Pessoalmente, respeito o simbolismo dos memoriais. Acho que muito teremos a aprender com todas essas pessoas ilustres porque fizeram de nós um povo que se identifica com a sua História e dela se orgulha. É que assistimos a façanhas e artimanhas no campo da moral e
da economia, operadas por gente de camisa lavada e gravata engomada, as quais envergonhariam qualquer aldeão habituado a pagar o último cêntimo das suas dívidas ou a entregar o porta-moedas por si achado no meio da rua, a serem ilibados de todas as acusações e culpas, libertados de quaisquer encargos e, no fim, receberem indemnizações pelos “maus tratos” infligidos às suas dignidades.
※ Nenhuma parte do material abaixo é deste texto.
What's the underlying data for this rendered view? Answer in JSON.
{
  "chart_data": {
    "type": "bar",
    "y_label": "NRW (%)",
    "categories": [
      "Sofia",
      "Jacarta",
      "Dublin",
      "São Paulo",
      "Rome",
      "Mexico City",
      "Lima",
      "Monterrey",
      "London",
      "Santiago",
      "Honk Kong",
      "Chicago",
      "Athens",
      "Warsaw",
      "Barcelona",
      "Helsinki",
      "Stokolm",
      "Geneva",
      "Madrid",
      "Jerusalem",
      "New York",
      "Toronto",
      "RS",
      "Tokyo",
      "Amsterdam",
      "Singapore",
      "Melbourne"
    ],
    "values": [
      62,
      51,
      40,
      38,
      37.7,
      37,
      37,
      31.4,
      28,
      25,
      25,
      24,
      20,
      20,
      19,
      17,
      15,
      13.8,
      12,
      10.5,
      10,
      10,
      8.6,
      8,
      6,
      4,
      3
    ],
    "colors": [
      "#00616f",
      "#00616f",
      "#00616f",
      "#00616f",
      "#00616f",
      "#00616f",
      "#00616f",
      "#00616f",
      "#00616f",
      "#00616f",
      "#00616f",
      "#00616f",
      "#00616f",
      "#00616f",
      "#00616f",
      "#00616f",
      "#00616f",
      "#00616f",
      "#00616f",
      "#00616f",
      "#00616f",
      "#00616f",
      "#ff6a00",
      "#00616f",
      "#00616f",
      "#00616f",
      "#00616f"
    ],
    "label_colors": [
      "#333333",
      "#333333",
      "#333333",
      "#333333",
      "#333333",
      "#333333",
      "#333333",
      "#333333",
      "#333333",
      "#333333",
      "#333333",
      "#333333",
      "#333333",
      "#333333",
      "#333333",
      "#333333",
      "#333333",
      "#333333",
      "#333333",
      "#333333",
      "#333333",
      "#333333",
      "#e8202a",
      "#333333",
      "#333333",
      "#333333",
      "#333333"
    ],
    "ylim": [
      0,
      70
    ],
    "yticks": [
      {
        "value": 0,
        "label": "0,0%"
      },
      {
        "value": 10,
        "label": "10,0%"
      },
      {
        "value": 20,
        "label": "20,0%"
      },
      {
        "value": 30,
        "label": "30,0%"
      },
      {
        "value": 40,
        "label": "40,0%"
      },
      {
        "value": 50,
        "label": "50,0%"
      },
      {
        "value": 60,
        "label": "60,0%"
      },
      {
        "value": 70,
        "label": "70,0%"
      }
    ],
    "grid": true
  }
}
Virá, até e em breve, a estátua recordativa.
Desconfio é se, na verdade, indivíduos que hoje querem continuar as suas epopeias de interesses pessoais reconhecidos e desmascarados têm estofo para se aguentarem direitos, em cima dos seus pedestais feitos de materiais tão fragilizados.
Por mim, não reservo inveja por quem quer que seja, nem quero ser importante e, muito menos por certos caminhos, e recomendo, desde já, não me querer “ver” transformado em pedra ou bronze. Receio o que pode seguir-se. Concretamente expressei, já um dia e por chiste, a minha contemplação e reflexão sobre o busto inaugurado em memória de alguém. Perdoem-me, mas, sem mais, aqui vai a minha produção rebuscada em sebenta velha e que reza assim, ainda hoje:
A ESTÁTUA
Sempre olhei com muita graça
Para quem vive em pedestal,
Sujeito à mofa de quem passa,
- Grande ou pequeno ou animal.
Casaco debaixo do braço,
Nos ombros a grande sacola,
Cabeça no ar, e olhar baço,
Mão estendida a pedir esmola.
É refúgio dos namorados,
É papel para se riscar;
E os ditos autografados,
Depois, se irão lá recordar.
Entre risos e galhofadas,
Cada um lê o que escreveu;
E a estátua aprende, às pitadas,
O que em nenhuns livros leu.

Vem um cão e, muito ligeiro,
- Pois não é a primeira vez!...
Levanta a pata e faz… xixi;
Vem o homem, e olha primeiro,
Não vê ninguém, e, então diz:
- Não há remédio, é mesmo aqui.

Homem-estátua, penso eu:
Quem tu foste e agora és…
Na vida, tudo te mordeu;
Na morte, mijam-te nos pés.

Cada um que tire a respectiva conclusão. Eu, já não tenho tempo.